Kim King, a Lear Selma auto worker.Photo:  Selma Workers Organizing Committee

Kim King, a Lear Selma auto worker.
Photo: Selma Workers Organizing Committee

Selma, Ala. — Among the many tens of thousands of people who marched in a sea of humanity across the Edmund Pettus Bridge on March 8 were some of Selma’s heroic freedom fighters of today.

They are the workers at Lear Selma, a plant owned by a Fortune 500 company that pays poverty wages and produces car seats for multinational auto giant Hyundai. Its nonunion assembly plant in nearby Montgomery, Ala., employs 3,000 workers.

Between Selma and Montgomery along U.S. Highway 80 — the route of the historic 1965 march following “Bloody Sunday,” which forced the passage of the Voting Rights Act — are several small auto parts plants that supply Hyundai.
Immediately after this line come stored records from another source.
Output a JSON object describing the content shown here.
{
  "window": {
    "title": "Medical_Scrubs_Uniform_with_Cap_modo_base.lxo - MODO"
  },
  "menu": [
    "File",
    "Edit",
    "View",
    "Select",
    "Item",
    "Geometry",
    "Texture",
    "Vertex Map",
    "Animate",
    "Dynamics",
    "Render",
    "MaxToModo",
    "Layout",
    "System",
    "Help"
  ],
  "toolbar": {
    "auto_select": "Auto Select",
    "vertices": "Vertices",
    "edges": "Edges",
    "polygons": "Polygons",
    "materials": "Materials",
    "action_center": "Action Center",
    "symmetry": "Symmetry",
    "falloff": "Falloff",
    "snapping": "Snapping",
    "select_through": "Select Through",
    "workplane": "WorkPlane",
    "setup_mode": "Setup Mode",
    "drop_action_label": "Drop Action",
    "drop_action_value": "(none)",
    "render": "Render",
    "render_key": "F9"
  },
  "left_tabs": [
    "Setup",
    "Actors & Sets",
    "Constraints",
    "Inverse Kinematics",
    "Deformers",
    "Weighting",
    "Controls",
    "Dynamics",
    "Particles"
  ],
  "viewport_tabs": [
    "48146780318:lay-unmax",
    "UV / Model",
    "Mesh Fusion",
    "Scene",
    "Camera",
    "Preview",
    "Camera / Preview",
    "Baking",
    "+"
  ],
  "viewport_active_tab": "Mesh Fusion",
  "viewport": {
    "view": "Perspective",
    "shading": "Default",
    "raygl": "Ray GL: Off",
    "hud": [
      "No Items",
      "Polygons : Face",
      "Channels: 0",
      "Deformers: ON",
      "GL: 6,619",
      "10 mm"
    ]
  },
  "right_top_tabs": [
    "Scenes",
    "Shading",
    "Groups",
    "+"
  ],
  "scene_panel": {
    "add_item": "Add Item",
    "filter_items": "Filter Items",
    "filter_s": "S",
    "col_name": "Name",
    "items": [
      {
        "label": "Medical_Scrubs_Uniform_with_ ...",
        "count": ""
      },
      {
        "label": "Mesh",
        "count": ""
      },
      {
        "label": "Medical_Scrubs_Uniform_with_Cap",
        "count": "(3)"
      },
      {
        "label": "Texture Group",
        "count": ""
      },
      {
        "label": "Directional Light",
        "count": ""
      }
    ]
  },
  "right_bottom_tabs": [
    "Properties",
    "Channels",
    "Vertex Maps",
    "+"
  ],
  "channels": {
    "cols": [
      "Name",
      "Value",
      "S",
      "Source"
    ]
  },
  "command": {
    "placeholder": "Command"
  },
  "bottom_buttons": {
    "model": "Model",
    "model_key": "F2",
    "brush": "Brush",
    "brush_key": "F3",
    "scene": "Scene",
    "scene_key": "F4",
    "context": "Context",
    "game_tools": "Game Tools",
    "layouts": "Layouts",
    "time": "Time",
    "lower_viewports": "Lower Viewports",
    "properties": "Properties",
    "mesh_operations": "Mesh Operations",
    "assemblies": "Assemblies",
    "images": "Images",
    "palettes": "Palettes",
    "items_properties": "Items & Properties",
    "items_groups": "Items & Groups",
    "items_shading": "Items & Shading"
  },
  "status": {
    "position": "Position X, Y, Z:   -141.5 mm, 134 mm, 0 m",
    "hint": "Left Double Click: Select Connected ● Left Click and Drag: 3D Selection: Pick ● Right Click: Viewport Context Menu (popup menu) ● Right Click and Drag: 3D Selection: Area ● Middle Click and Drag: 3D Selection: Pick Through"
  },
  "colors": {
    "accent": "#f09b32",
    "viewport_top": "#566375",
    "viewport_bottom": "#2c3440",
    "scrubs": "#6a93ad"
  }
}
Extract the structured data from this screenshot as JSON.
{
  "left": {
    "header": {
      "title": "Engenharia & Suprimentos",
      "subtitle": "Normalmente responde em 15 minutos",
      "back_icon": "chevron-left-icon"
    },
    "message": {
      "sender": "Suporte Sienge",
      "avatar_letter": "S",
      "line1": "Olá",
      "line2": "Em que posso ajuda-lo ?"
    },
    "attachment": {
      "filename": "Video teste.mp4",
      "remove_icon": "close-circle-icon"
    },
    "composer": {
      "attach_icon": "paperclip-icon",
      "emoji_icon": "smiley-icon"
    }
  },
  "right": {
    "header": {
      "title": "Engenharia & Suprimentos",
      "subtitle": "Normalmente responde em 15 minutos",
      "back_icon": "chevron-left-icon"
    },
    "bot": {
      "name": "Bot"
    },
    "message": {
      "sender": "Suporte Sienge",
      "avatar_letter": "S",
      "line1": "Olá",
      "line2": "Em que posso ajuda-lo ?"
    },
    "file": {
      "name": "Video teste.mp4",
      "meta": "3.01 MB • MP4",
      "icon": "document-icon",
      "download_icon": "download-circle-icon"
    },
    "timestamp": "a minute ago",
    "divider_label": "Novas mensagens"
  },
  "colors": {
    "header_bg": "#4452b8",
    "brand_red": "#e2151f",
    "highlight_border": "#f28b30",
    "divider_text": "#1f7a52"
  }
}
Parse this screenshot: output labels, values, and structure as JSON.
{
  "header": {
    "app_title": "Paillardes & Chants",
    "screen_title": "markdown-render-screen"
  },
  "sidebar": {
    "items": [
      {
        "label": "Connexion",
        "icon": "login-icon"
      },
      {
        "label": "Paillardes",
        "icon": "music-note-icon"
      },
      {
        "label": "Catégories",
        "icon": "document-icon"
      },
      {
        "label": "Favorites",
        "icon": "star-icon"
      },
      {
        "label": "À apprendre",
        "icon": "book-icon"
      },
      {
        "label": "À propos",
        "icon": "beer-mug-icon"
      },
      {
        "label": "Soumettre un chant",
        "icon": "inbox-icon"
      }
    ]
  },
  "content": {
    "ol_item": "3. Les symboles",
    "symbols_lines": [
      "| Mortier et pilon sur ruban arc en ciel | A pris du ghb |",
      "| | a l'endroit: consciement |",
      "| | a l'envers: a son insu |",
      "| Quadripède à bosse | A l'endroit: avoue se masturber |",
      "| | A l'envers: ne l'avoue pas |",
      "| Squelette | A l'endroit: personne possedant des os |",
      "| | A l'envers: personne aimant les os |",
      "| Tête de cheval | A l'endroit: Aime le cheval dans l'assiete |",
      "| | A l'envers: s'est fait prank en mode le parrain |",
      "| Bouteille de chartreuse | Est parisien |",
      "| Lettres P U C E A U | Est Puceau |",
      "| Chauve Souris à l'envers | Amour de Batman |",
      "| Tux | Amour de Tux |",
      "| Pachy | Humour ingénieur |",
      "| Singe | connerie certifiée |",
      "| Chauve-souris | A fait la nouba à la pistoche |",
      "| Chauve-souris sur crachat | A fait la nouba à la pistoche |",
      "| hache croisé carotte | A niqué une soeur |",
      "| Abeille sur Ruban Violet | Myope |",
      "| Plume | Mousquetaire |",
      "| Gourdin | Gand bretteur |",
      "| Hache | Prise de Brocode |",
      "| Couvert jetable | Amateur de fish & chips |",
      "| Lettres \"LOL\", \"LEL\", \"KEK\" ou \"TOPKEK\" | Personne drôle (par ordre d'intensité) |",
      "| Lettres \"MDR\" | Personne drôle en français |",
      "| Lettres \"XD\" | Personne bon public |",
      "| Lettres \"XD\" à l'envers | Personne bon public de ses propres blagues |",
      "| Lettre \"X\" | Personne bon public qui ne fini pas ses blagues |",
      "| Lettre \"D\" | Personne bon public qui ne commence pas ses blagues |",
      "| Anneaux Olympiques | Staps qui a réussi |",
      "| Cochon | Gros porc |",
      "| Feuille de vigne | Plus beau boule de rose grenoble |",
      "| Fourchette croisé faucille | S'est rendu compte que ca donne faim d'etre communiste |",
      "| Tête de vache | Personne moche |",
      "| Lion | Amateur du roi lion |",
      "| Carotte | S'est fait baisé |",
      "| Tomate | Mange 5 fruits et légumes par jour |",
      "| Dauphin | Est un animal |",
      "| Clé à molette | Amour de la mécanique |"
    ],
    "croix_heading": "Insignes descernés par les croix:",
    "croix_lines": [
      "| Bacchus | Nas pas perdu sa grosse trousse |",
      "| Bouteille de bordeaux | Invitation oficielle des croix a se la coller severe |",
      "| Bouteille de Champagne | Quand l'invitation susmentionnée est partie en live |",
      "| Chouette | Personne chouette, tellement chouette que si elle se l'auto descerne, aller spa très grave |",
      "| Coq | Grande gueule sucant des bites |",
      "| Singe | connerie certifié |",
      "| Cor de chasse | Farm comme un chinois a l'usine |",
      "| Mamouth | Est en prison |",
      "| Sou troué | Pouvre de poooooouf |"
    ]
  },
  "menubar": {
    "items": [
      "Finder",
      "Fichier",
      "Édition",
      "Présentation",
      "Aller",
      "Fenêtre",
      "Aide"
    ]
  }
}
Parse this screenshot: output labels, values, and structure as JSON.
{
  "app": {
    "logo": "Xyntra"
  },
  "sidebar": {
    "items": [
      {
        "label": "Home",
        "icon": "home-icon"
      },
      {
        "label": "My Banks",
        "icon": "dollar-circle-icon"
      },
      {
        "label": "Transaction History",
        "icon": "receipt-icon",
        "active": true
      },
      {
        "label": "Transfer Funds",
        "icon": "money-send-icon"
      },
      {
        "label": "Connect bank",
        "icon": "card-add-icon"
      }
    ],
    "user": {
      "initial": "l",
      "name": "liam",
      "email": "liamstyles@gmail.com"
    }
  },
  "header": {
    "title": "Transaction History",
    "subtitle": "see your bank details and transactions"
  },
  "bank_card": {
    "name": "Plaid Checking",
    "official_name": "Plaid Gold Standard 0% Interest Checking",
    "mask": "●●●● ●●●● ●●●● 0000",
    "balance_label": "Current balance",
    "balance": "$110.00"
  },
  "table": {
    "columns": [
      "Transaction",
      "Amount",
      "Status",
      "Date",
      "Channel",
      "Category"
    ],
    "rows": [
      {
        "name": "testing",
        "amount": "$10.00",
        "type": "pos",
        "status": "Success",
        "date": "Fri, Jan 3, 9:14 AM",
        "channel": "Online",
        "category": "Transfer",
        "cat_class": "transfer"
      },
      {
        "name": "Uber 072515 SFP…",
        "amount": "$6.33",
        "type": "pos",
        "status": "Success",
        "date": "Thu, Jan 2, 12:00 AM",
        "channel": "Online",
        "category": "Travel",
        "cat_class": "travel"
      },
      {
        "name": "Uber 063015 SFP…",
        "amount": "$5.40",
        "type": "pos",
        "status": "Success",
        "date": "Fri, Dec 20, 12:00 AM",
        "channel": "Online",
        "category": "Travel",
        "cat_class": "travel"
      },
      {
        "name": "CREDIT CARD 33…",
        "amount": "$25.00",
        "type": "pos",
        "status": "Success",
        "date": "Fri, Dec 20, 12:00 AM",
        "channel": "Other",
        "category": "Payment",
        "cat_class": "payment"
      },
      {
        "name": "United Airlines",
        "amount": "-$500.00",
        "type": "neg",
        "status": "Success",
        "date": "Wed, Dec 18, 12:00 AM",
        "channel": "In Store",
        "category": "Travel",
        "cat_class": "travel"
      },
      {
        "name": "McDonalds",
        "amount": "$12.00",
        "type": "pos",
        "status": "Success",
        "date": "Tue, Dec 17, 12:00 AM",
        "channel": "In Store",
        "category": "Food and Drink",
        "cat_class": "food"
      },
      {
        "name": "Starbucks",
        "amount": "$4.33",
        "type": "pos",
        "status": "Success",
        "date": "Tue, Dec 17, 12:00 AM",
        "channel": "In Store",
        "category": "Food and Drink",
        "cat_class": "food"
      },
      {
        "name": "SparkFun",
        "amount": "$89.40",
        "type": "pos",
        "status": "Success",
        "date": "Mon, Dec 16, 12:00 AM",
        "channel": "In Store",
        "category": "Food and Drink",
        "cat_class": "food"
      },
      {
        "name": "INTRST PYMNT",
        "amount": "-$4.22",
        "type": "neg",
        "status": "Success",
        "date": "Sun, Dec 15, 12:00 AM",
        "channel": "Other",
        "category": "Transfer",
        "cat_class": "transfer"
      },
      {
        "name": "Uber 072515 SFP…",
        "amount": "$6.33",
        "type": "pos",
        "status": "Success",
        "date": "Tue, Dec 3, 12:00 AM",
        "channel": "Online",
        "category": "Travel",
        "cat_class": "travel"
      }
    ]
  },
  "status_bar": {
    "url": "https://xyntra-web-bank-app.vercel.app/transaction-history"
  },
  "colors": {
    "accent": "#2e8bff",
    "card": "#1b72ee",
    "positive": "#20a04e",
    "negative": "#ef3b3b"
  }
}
The largely female, African-American workforce at Lear Selma say that the chemicals used in the production of the foam cushions are making them sick. They charge the company with failure to provide sufficient ventilation and protective gear, resulting in chronic asthma, bronchitis and other respiratory illnesses.

In addition, production workers make $12 an hour or less despite the fact that some have worked there for 10 years, since the opening of the plant. In 2008, they filed a lawsuit over wage theft, proving that the company had failed to pay them overtime. They are actively organizing to join the United Auto Workers union.

On March 7, a delegation of Lear workers, faith leaders and other supporters travelled Highway 80 to Hyundai’s corporate headquarters in Montgomery to personally deliver a letter detailing the hazardous working conditions and poverty wages paid by Hyundai’s supplier. The workers were callously turned away by company security, which refused to even deliver the letter.

During the many workshops and programs held in conjunction with the 50th anniversary commemoration of the 1965 march, these brave workers told their story, making it clear that the fight for jobs and justice continues today in Selma. In a town of less than 20,000, some 40 percent of the population lives below the poverty line. This includes many of the workers at Lear Selma.